Purpose: : Embryonic stem (ES) cells provide a promising source for retinal cell transplantation, a novel strategy to repair the degenerate retina. We previously demonstrated that post-mitotic photoreceptor precursors can functionally integrate into the adult retina. In this study we first sought to develop an improved protocol to increase the number of differentiated retinal progenitors and enable the feasibility of ES cell-derived retinal cell transplantation to be tested. Secondly, we sought to determine if a pure population of retinal cells would enable the integration of ES cell-derived photoreceptor precursors into the adult retina.

Methods: : Using a mouse EB5 ES cell line containing a GFP reporter driven by the retinal transcription factor Rx and a serum-free floating culture method (Osakada, et al, 2008), we assessed the efficiency of retinal progenitor (Rx.GFP+) differentiation. The efficacy of photoreceptor differentiation was also assessed, with or without the selection of Rx.GFP+ cells, by immunocytochemistry. Photoreceptor development was examined by quantitative PCR in comparison with the early postnatal retina. AAV2/9.CMV.GFP labelled cells were FAC-sorted and subretinally transplanted into adult mice. Photoreceptor cell integration and retinal cell survival were evaluated 2 weeks post transplantation.

Results: : The differentiation of Rx.GFP+ progenitors was significantly improved with greater seeding cell densities (3,000-27,000 cells/well). Further differentiation of these cells generated significantly more Crx+ and Rhodopsin+ photoreceptors compared with mixed populations of unselected cells. Transcriptional analysis demonstrated an increase in crx and nrl expression, photoreceptor precursor markers, until day 28. We therefore dissociated cells at this stage and 200,000 GFP+ cells were subretinally transplantated. Although GFP+ cells were present in the subretinal space, no integrated ES cell-derived photoreceptors were observed in the host retinas.

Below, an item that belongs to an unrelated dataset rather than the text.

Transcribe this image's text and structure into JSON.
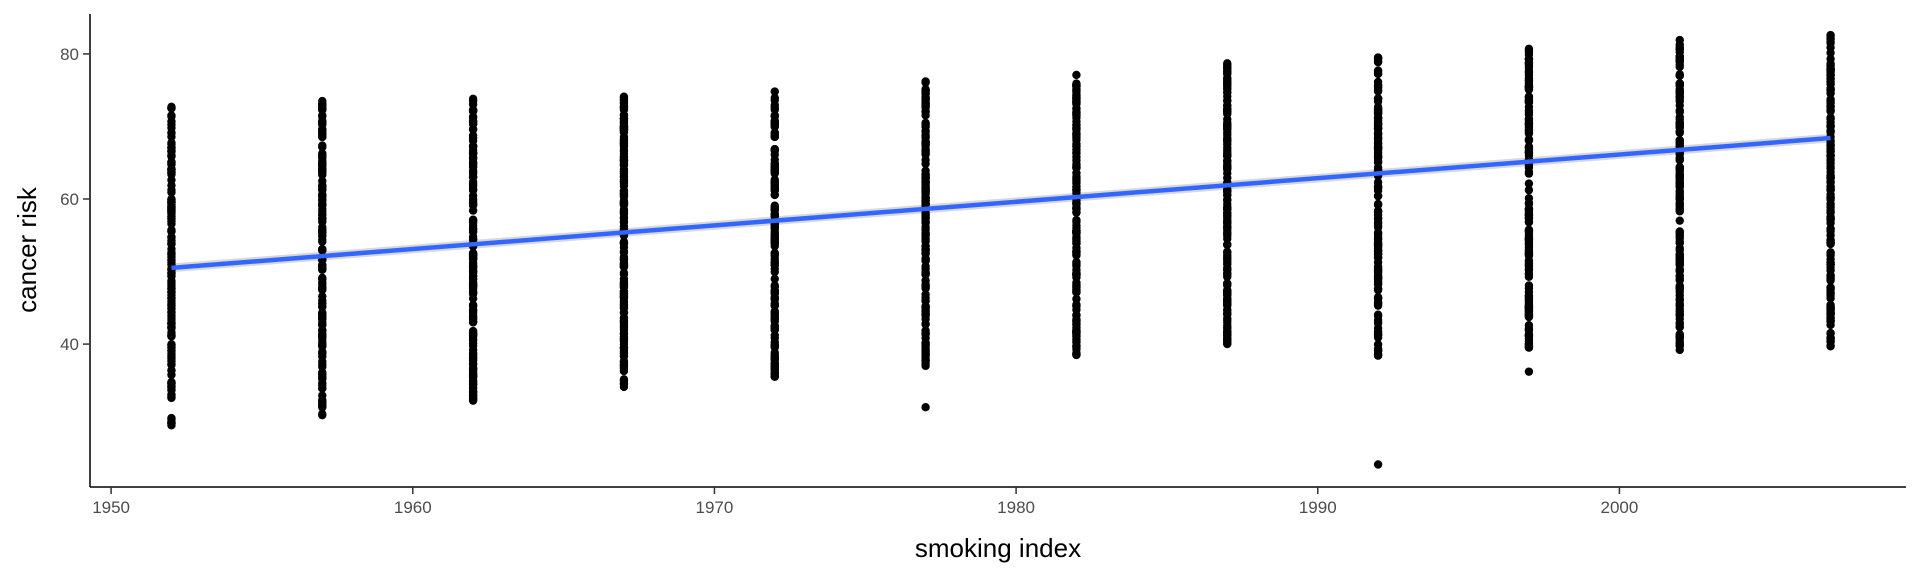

Conclusions: : This method for retinal cell differentiation improves the number of retinal progenitors and produces both photoreceptor precursors and mature photoreceptors from mouse ES cells. However, the number of photoreceptor precursors present in the differentiated cell population (0.2% Nrl+ cells) is too low for successful transplantation. Therefore, methods to purify photoreceptor precursors may be required to confirm their ability to integrate into the adult retina.